Haus.1) Roland-Spital.2) Das an der Ecke zur Rolandstraße (ehem. Zur Hölle) giebelständig zur Eckemekerstraße gelegene, aus Erd- und Zwischengeschoß sowie zwei Obergeschossen bestehende Fachwerkhaus mit zwei Dachgeschossen war fünf Gefache breit. Der rechten Haushälfte war ein viergeschossiger Erker vorgebaut. Das Haus wurde im Zweiten Weltkrieg zerstört. In beiden Dachgeschossen je zwei Brüstungstafeln mit allegorischen Darstellungen. Auf den oberen beiden Brüstungstafeln Sonne (mit Beischrift B) und Mond (ohne Beischrift?), darunter Fides und Justitia mit den Inschriften A. Die Beischriften C waren neben weiteren allegorischen Darstellungen angebracht, die sich auf den Brüstungstafeln im zweiten Obergeschoß der zur Rolandstraße gelegenen Traufenseite befanden. In den Brüstungstafeln des zweiten Obergeschosses am Giebel Darstellung eines Gastmahls und des Weinbaus, in den Brüstungstafeln des ersten Obergeschosses Darstellungen der Ernte, des Weinkelterns, des Pflügens, des Schweinehütens und des Schlachtens. Auf dem Schwellbalken darunter war Inschrift D erhaben und farbig gefaßt ausgeführt. Sie begann am Hauptgebäude und setzte sich am Erker fort. Die Reime sind durch Punkte bezeichnet. An den Brüstungstafeln des Zwischengeschosses Szenen aus der Samson-Geschichte (Ri. 13–16). Über der zur Eckemekerstraße hin gelegenen Tür die Inschrift E. Die Inschrift wird flankiert von zwei Wappen, die Beischrift des heraldisch linken ist nicht überliefert, das rechte mit der Beischrift F. Rechts und links neben der vierten Zeile von Inschrift E befand sich die geteilte Jahreszahl G. Inschrift H über der linken, I über der rechten zur Rolandstraße gelegenen Tür. Die Photos lassen erkennen, daß die Inschriften D–F erhaben in vertiefter Zeile ausgeführt waren.

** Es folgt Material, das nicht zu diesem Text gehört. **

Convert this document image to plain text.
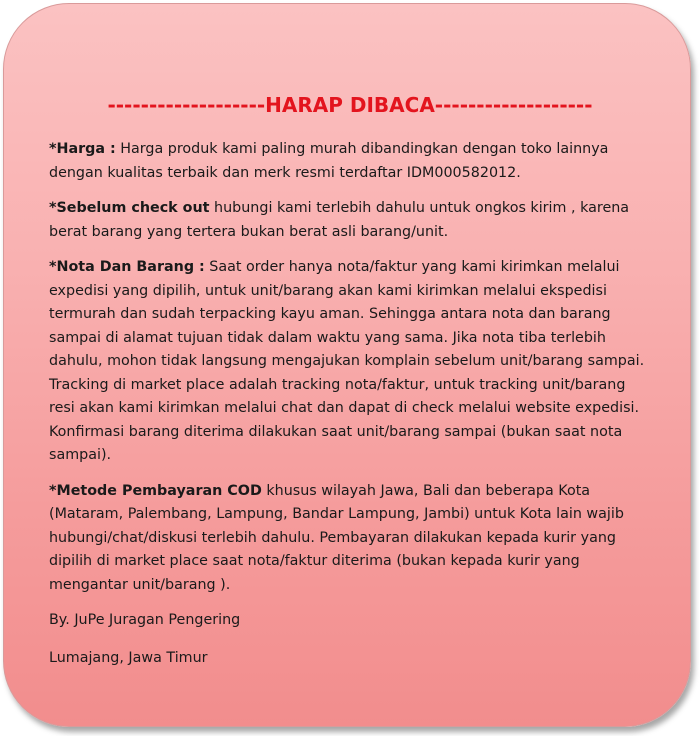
-------------------HARAP DIBACA-------------------

*Harga : Harga produk kami paling murah dibandingkan dengan toko lainnya dengan kualitas terbaik dan merk resmi terdaftar IDM000582012.

*Sebelum check out hubungi kami terlebih dahulu untuk ongkos kirim , karena berat barang yang tertera bukan berat asli barang/unit.

*Nota Dan Barang : Saat order hanya nota/faktur yang kami kirimkan melalui expedisi yang dipilih, untuk unit/barang akan kami kirimkan melalui ekspedisi termurah dan sudah terpacking kayu aman. Sehingga antara nota dan barang sampai di alamat tujuan tidak dalam waktu yang sama. Jika nota tiba terlebih dahulu, mohon tidak langsung mengajukan komplain sebelum unit/barang sampai. Tracking di market place adalah tracking nota/faktur, untuk tracking unit/barang resi akan kami kirimkan melalui chat dan dapat di check melalui website expedisi. Konfirmasi barang diterima dilakukan saat unit/barang sampai (bukan saat nota sampai).

*Metode Pembayaran COD khusus wilayah Jawa, Bali dan beberapa Kota (Mataram, Palembang, Lampung, Bandar Lampung, Jambi) untuk Kota lain wajib hubungi/chat/diskusi terlebih dahulu. Pembayaran dilakukan kepada kurir yang dipilih di market place saat nota/faktur diterima (bukan kepada kurir yang mengantar unit/barang ).

By. JuPe Juragan Pengering

Lumajang, Jawa Timur
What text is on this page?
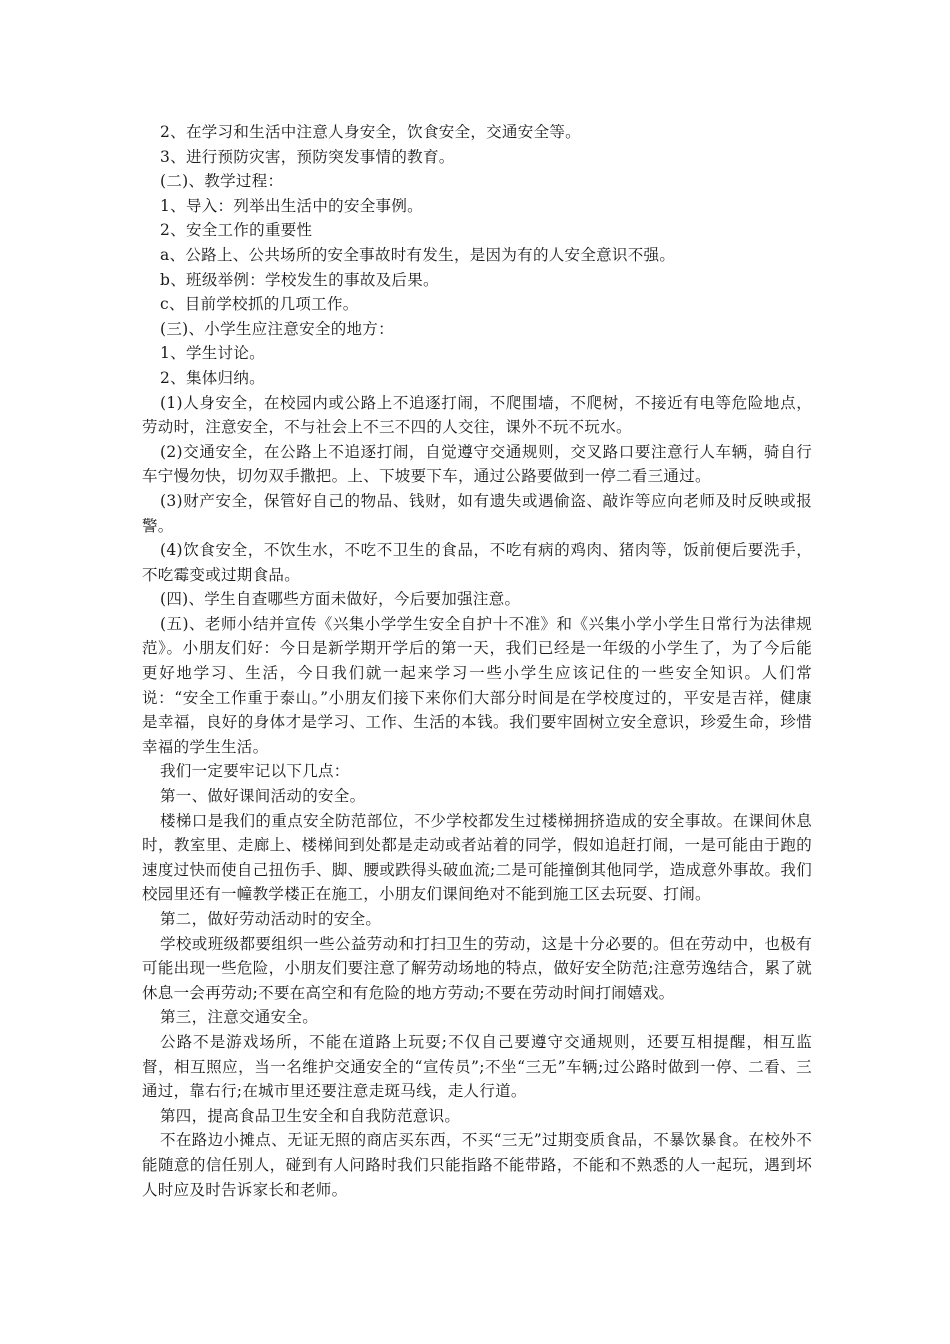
2、在学习和生活中注意人身安全，饮食安全，交通安全等。

3、进行预防灾害，预防突发事情的教育。

(二)、教学过程：

1、导入：列举出生活中的安全事例。

2、安全工作的重要性

a、公路上、公共场所的安全事故时有发生，是因为有的人安全意识不强。

b、班级举例：学校发生的事故及后果。

c、目前学校抓的几项工作。

(三)、小学生应注意安全的地方：

1、学生讨论。

2、集体归纳。

(1)人身安全，在校园内或公路上不追逐打闹，不爬围墙，不爬树，不接近有电等危险地点，劳动时，注意安全，不与社会上不三不四的人交往，课外不玩不玩水。

(2)交通安全，在公路上不追逐打闹，自觉遵守交通规则，交叉路口要注意行人车辆，骑自行车宁慢勿快，切勿双手撒把。上、下坡要下车，通过公路要做到一停二看三通过。

(3)财产安全，保管好自己的物品、钱财，如有遗失或遇偷盗、敲诈等应向老师及时反映或报警。

(4)饮食安全，不饮生水，不吃不卫生的食品，不吃有病的鸡肉、猪肉等，饭前便后要洗手，不吃霉变或过期食品。

(四)、学生自查哪些方面未做好，今后要加强注意。

(五)、老师小结并宣传《兴集小学学生安全自护十不准》和《兴集小学小学生日常行为法律规范》。小朋友们好：今日是新学期开学后的第一天，我们已经是一年级的小学生了，为了今后能更好地学习、生活，今日我们就一起来学习一些小学生应该记住的一些安全知识。人们常说：“安全工作重于泰山。”小朋友们接下来你们大部分时间是在学校度过的，平安是吉祥，健康是幸福，良好的身体才是学习、工作、生活的本钱。我们要牢固树立安全意识，珍爱生命，珍惜幸福的学生生活。

我们一定要牢记以下几点：

第一、做好课间活动的安全。

楼梯口是我们的重点安全防范部位，不少学校都发生过楼梯拥挤造成的安全事故。在课间休息时，教室里、走廊上、楼梯间到处都是走动或者站着的同学，假如追赶打闹，一是可能由于跑的速度过快而使自己扭伤手、脚、腰或跌得头破血流;二是可能撞倒其他同学，造成意外事故。我们校园里还有一幢教学楼正在施工，小朋友们课间绝对不能到施工区去玩耍、打闹。

第二，做好劳动活动时的安全。

学校或班级都要组织一些公益劳动和打扫卫生的劳动，这是十分必要的。但在劳动中，也极有可能出现一些危险，小朋友们要注意了解劳动场地的特点，做好安全防范;注意劳逸结合，累了就休息一会再劳动;不要在高空和有危险的地方劳动;不要在劳动时间打闹嬉戏。

第三，注意交通安全。

公路不是游戏场所，不能在道路上玩耍;不仅自己要遵守交通规则，还要互相提醒，相互监督，相互照应，当一名维护交通安全的“宣传员”;不坐“三无”车辆;过公路时做到一停、二看、三通过，靠右行;在城市里还要注意走斑马线，走人行道。

第四，提高食品卫生安全和自我防范意识。

不在路边小摊点、无证无照的商店买东西，不买“三无”过期变质食品，不暴饮暴食。在校外不能随意的信任别人，碰到有人问路时我们只能指路不能带路，不能和不熟悉的人一起玩，遇到坏人时应及时告诉家长和老师。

Inschriften A, D–G nach Photo Roemer-Museum, ergänzt nach Kd. Hildesheim, Bürgerliche Bauten; B nach Mithoff; C nach Kd. Hildesheim, Bürgerliche Bauten; H und I nach DBHi, HS C 25.

Schriftart(en): Kapitalis (A), Fraktur (D–F).

  1. A

    FIDES // JVSTITIAa)

  2. B

    SOL

  3. C

    AER // INVIDIA

  4. D

    Simon Arnolt von hirsfelt bin ich gnant · Das landt zu hesen ist mein vatrlandt · Auff den leibn gott thu ich vortrawn · Der woll gnedig dis mein thun bawn · Der selb wolt mihr dis helffn vollendn · Leib vnd seel begnadn am letzn endt ·

  5. E

    Wi der hirs schrit na friskem brunne · also schriet min sele o godt / tho dir3) / der her dorch der engelschar / dinen vth vnd inganck / bewar ·4)

  6. F

    Ilsebe Fredenshusen

  7. G

    1611

  8. H

    Wer bawen will an freier strassen mus sich viel vnnutz geswetz nich irren lassen5)

  9. I

    Was gott thut bescheren Kan nemand wehren

Übersetzung:

Glaube. Gerechtigkeit. (A)

Sonne. (B)

Luft. Neid. (C)

Wappen:
Hirschfeld6), Fredenshusen7)

Kommentar

Der in Inschrift E zitierte Psalm spielt auf den Familiennamen des Erbauers an.

Textkritischer Apparat

  1. JVSTITIA] ergänzt nach Kd.

Anmerkungen

  1. Ausführliche Beschreibung s. Kd. Hildesheim, Bürgerliche Bauten, S. 283f. mit Abb. 246. Der folgenden Beschreibung liegen für die Giebelseite auch die Photos Roemer-Museum H 4512/67f. zugrunde.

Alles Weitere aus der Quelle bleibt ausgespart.